Now there was nothing special about Abram. His wife was too old to have children, and yet God told him of a future in which he and Sarai would have many children. He was familiar with his family’s land, and yet God was calling him to a new and strange land. For whatever reason, God chose Abram to start something new, a family, a nation through which God would bless all families and all nations.

But we meet Abram in the middle of his story today, in the difficult place that we all know too well, the reality between promise and fulfillment. We meet Abram in the midst of a dark night when he wonders what God could possibly be doing with him. God said that he would be the father to many nations and yet his only heir was Eliezer of Damascus. Not even someone from his household.
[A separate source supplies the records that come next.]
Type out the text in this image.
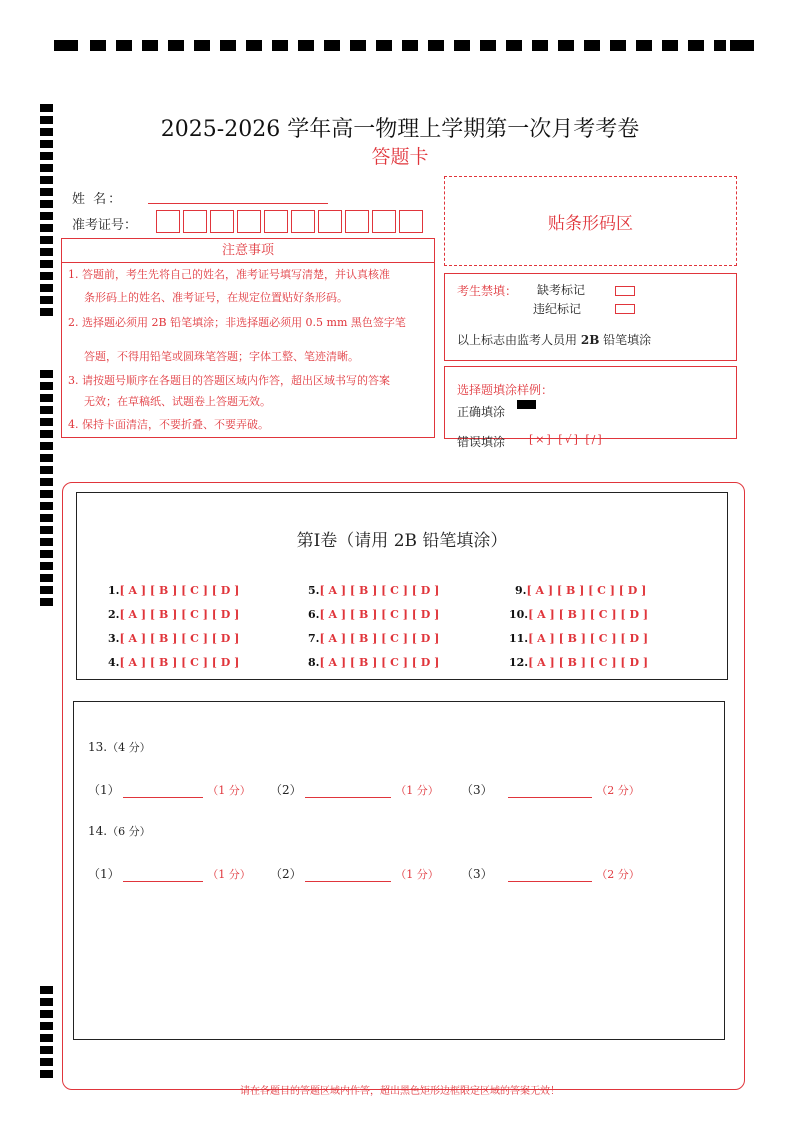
2025-2026 学年高一物理上学期第一次月考考卷
答题卡
姓 名：
准考证号：	贴条形码区
注意事项
1. 答题前，考生先将自己的姓名，准考证号填写清楚，并认真核准
条形码上的姓名、准考证号，在规定位置贴好条形码。
2. 选择题必须用 2B 铅笔填涂；非选择题必须用 0.5 mm 黑色签字笔
答题，不得用铅笔或圆珠笔答题；字体工整、笔迹清晰。
3. 请按题号顺序在各题目的答题区域内作答，超出区域书写的答案
无效；在草稿纸、试题卷上答题无效。
4. 保持卡面清洁，不要折叠、不要弄破。
考生禁填： 缺考标记
违纪标记
以上标志由监考人员用 2B 铅笔填涂
选择题填涂样例：
正确填涂
错误填涂 [×] [√] [/]
第Ⅰ卷（请用 2B 铅笔填涂）
1.[ A ] [ B ] [ C ] [ D ]
2.[ A ] [ B ] [ C ] [ D ]
3.[ A ] [ B ] [ C ] [ D ]
4.[ A ] [ B ] [ C ] [ D ]
5.[ A ] [ B ] [ C ] [ D ]
6.[ A ] [ B ] [ C ] [ D ]
7.[ A ] [ B ] [ C ] [ D ]
8.[ A ] [ B ] [ C ] [ D ]
9.[ A ] [ B ] [ C ] [ D ]
10.[ A ] [ B ] [ C ] [ D ]
11.[ A ] [ B ] [ C ] [ D ]
12.[ A ] [ B ] [ C ] [ D ]
13.（4 分）
（1）	（1 分） （2）	（1 分） （3）	（2 分）
14.（6 分）
（1）	（1 分） （2）	（1 分） （3）	（2 分）
请在各题目的答题区域内作答，超出黑色矩形边框限定区域的答案无效！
Abram’s story brings another Abraham’s words to mind. When we sit in darkness, God is our light. The rabbi Abraham Heschel said that, quoting the prophet Micah. When we sit in darkness, God is our light.

Abram is in the midst of darkness, like St. John of the Cross, we might think of the “dark night of the soul,” that this was more than a physical darkness. We find Abram in the midst of feeling that maybe God had given up on him, given up on the promise, feeling that maybe, just maybe, he had dreamed this whole business of land and family and blessing.

He laments and complains into the darkness, into his fears. He is honest with his doubt and his frustration. And God is there, and God hears him, and tells his promises once again.

We learn three things from this short story (bulletin insert):

  1. God keeps promising, even when everything seems lost.
  2. Complaint and lament are part of the life of faith. Abram is honest with God about what he faces. Who will be the heir? When will Abram and Sarai have children? We can come to God with our honesty, with our pain, with our doubt.
  3. God gives us what we need to carry on.

In the dark of night, God was Abram’s light. God came to him in the middle of his complaining, in the middle of his lament, and said, “Look toward heaven and count the stars, if you are able to count them.” Then he said to him, “So shall your descendants be.” “God gives Abram the gift of a nightly visual aid; every night, Abram can step outside his tent, raise his eyes to the galaxies, and be amazed that his descendants will be as numerous as all those uncountable stars.” (Dennis Olson) Abram becomes Abraham, Sarai becomes Sarah, and the promise is fulfilled in the birth of Isaac.

God gives us what we need to carry on.

When we sit in darkness, God is our light.

I’m not sure about you, but I haven’t had many nightly visits with God who has shown me the stars. Our encounters with God may not meet Abram’s, but God still shows up, even if we don’t recognize God. For Mother Theresa, it was in the face of Jesus’ most distressing disguise among the poor, the sick, the orphaned, and the dying. For us, it may be in the love of a friend, or hospitality of a community, the warmth of a meal, or a hug of a stranger.

Hebrews 11 states “Now faith is the assurance of things hoped for, the conviction of things not seen.” We’re not really able to hold something and say, “this is it!” “this is it!” just as Abram was not able to hold onto all those stars. But we can point. We can point to the cross and know that God is with us in our suffering. We can point to the waters of baptism and know that God has washed us of our mistakes. We can point to the bread and the wine and know that Jesus enters into our bodies and into our lives. We can point to the church, as failing and weird as it is, of Christ’s presence, Christ’s body through the centuries.

We are here because of God’s faithfulness, because of God’s promises. It’s why we come back week after week, to hear again God’s promise for us: forgiveness of sins, new life, meaning, purpose–we know too well that we often see the opposite in our day to day lives. You shall know the truth and the truth shall make you weird. Thank God for that.